Monday, June 01, 2009

The Semantic Way

PricewaterhouseCoopers has just come out with an important document forecasting Semantic Web technologies. While PWC has usually churned out fairly solid business knowledge management-type best practice research, this particular publication is worthy of a close reading. Its feature article in particular, "Spinning a Data Web" offers an indepth and concise look into the technologies behind the SemWeb, one which LIS professionals should take heed, as many of the concepts are relevant to our profession. Why? Here are the main points which I find significantly important for us moving ahead in the race to the Semantic Web.

(1) Linked Data Initiative - In order for the Web to be move from a messy, siloed, and unregulated frontier, the SemWeb will require a standards-based approach, one which data on the Web would become interchangeable formats. By linking data together, one could find and take pieces of data sets from different places, aggregate them, and use them freely and accessibly. Because of this linking of data, the Web won't be limited to just web-based information, but ultimately to the non-Web-based world. To a certain extent, we are already experiencing this with smart technologies. Semantic technologies will help us extend this to the next version of the Web, often ambiguously dubbed Web 3.0.

(2) Resource Description Framework - RDF is key to the SemWeb as it allows for the federation of Web data and standards, one which uses XML to solve a two-dimension relational database world cannot. RDF provides a global and persistent way to link data together. RDF isn't a programming language, but a method (a metahporical "container") for organizing the mass of data on the Web, while paving the way for a fluid exchange of different standards on the Web. In doing so, data is not in cubes or tables; rather, they're in triples - subject-predicate-object combinations that provide for a a multidimensional representation and linking of the Web, connecting nodes in an otherwise disparate silo of networks.

(3) Ontologies and Taxonomies - LIS and cataloguing professionals are familiar with these concepts, as they often form the core of their work.
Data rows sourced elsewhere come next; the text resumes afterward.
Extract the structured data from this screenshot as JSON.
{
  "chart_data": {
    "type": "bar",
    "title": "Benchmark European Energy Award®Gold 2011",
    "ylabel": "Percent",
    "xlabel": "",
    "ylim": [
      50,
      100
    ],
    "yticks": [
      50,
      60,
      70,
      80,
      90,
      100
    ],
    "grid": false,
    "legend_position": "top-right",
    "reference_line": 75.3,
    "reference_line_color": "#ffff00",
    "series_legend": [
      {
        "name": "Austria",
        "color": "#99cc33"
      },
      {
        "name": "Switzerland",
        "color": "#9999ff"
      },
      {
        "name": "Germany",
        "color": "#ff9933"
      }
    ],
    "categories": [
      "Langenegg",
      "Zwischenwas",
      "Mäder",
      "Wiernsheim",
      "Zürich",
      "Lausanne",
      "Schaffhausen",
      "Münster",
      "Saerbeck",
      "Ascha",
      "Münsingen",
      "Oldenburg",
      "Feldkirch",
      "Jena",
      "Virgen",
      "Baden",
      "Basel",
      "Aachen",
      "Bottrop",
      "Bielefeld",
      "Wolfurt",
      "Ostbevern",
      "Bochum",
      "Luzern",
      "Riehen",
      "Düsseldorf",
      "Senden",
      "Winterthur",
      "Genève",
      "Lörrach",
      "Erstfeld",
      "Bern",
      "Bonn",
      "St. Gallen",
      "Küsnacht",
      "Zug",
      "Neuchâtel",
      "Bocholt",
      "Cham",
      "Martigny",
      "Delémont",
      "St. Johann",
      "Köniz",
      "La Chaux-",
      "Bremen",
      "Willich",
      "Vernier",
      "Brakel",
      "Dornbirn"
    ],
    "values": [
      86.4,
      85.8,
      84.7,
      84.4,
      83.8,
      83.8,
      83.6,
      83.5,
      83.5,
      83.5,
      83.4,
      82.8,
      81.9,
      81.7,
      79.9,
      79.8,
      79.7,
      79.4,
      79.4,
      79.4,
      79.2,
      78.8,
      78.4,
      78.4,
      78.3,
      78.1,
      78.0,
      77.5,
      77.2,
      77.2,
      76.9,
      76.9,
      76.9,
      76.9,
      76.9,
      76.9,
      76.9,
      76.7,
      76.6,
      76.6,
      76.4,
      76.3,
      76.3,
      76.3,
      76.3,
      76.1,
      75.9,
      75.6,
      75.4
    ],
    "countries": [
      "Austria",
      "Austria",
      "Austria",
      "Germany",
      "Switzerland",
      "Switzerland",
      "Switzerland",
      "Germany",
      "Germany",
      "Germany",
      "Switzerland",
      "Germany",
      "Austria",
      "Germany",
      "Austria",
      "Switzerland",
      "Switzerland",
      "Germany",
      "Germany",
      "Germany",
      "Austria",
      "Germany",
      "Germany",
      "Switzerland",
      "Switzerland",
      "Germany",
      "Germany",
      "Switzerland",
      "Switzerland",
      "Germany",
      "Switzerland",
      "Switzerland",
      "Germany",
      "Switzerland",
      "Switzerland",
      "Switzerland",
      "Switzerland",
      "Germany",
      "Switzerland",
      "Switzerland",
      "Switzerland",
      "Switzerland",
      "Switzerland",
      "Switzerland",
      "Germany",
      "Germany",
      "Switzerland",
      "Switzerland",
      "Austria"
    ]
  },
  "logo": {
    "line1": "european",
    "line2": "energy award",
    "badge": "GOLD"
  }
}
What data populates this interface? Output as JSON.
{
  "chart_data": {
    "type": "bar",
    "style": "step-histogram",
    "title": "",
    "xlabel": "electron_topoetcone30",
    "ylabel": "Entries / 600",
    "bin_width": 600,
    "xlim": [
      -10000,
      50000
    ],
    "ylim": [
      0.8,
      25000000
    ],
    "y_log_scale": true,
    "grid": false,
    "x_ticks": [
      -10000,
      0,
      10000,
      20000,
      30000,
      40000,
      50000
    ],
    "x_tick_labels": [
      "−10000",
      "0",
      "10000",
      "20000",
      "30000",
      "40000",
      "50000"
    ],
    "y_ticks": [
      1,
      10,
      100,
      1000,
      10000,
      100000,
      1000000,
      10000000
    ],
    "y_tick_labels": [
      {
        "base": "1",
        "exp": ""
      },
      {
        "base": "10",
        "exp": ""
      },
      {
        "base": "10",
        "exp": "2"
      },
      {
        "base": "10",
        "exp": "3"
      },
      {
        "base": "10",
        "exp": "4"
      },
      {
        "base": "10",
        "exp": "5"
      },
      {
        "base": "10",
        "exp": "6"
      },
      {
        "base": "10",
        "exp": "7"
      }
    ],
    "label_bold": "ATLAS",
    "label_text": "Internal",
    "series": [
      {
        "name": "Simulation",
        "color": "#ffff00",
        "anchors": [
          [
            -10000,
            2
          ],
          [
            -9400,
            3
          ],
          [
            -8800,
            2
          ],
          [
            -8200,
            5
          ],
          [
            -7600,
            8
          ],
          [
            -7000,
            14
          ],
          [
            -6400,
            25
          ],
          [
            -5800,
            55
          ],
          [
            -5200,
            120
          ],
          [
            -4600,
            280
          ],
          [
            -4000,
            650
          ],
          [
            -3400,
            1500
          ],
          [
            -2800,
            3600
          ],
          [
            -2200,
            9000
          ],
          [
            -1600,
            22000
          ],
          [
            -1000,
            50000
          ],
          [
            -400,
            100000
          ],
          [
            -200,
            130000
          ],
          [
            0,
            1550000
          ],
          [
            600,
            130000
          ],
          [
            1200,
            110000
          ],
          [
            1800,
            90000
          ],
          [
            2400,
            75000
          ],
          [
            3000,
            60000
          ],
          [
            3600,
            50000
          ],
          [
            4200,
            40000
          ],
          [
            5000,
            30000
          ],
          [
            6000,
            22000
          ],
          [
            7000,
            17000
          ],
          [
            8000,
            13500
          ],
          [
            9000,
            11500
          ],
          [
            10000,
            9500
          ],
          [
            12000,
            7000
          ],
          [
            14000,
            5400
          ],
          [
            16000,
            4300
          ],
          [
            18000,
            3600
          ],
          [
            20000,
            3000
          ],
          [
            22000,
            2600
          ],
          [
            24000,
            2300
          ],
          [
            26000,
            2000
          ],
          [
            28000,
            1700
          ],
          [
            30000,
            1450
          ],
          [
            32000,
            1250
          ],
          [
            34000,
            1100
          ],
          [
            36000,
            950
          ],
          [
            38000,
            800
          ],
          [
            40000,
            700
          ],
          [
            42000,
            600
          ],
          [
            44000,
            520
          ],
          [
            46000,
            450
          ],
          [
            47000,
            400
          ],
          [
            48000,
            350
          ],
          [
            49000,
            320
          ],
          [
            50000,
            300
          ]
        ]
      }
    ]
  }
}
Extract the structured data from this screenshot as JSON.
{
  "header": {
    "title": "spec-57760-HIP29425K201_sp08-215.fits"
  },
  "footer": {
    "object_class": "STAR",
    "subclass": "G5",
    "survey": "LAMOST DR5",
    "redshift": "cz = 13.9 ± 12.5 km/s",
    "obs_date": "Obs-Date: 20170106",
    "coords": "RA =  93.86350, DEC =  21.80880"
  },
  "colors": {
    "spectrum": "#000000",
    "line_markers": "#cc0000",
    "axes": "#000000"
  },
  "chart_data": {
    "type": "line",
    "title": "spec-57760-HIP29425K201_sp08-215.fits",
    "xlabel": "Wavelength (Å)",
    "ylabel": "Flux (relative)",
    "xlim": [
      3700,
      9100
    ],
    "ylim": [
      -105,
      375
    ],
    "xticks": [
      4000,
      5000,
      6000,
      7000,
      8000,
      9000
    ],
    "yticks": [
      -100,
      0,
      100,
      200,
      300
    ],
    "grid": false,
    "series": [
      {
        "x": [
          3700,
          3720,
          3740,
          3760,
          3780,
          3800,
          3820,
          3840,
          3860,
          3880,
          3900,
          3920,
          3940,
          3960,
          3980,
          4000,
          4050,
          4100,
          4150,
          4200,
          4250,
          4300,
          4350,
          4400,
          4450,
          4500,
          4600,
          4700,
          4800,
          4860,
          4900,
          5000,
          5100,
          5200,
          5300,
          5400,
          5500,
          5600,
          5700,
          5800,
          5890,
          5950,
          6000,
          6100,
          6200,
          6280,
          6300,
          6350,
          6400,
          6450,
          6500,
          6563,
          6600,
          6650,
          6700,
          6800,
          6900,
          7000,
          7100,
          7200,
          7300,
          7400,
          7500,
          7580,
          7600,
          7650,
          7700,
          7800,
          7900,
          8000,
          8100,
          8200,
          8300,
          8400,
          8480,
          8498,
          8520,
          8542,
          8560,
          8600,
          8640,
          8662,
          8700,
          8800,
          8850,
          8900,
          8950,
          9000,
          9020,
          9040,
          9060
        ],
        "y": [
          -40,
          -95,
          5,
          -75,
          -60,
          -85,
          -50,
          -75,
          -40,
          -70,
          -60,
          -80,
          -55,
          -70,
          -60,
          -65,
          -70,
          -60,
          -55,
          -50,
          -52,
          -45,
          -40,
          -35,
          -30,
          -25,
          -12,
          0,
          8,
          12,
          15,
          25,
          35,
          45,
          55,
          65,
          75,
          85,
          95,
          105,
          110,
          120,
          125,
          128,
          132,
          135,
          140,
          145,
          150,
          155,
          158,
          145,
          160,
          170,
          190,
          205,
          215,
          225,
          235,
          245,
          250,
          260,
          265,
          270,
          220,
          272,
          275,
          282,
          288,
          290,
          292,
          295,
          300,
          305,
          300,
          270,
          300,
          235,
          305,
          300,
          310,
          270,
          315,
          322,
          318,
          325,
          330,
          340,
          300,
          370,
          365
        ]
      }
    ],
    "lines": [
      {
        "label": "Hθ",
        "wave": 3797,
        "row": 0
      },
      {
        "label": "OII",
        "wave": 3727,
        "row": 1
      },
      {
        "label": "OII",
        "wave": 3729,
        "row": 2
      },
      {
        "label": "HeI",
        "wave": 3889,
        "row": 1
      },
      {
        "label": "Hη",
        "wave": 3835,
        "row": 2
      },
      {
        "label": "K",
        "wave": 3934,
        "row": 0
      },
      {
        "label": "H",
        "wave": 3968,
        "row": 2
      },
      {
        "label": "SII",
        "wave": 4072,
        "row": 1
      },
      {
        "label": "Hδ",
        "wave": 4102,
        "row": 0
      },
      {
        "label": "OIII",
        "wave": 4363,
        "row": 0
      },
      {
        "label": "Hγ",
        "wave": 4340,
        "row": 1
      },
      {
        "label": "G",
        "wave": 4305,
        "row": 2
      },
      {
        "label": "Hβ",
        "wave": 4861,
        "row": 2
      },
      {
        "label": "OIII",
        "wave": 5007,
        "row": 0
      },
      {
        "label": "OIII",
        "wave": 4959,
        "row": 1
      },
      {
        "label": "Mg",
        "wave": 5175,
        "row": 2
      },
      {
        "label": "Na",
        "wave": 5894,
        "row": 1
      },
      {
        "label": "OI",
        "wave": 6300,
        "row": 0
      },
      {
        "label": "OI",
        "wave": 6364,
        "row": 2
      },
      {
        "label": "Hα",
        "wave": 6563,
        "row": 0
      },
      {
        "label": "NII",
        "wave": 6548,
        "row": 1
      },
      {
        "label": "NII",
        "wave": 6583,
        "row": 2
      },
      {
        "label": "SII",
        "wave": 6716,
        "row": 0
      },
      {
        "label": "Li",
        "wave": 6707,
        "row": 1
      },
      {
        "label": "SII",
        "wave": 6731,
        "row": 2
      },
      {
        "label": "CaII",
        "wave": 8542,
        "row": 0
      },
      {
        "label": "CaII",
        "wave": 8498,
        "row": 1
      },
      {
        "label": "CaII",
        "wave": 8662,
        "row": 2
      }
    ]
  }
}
The SemWeb moves from taxonomic to an ontological world. While ontologies describe relationships in an n-dimensional manner, easily allowing information from multiple perspectives, taxonomies are limited to hierarchical relationships. In an RDF environment, ontologies provide a capability that extends the utility of taxonomies. The beauty of ontologies is that it can be linked to another ontology to take advantage of its data in conjunction with your own. Because of this linkability, taxonomies are clearly limited as they are more classification schemes that primarily describe part-whole relationships between terms. Ontologies are the organizing, sense-making complement to graphs and metadata, and mapping among ontologies is how domain-level data become interconnected over the data Web.

(4) SPARQL and SQL - It overcomes the limits of SQL because SPARQL because graphs can receive and be converted into a number of different data formats. In contrast, the rigidness of SQL limits the use of table structures. In constructing a query, one has to have knowledge of the database schema; with the abstraction of SPARQL, this problem is solved as developers can move from one resource to another. As long as data messages in SPARQL reads within RDF, tapping into as many data sources becomes inherently possible. De-siloing data was not possible without huge investment of time and resources; with semantic technologies, anything is possible.

(5) De-siloing the Web - This means is that we would need to give up some degree of control on our own data if we wish to have a global SemWeb. This new iteration of the Web takes the page-to-page relationships of the link document Web and augments them with linked relationships between and among individual data elements. By using ontologies, we can link to data we never included in the data set before, thus really "opening" up the Web as one large global database.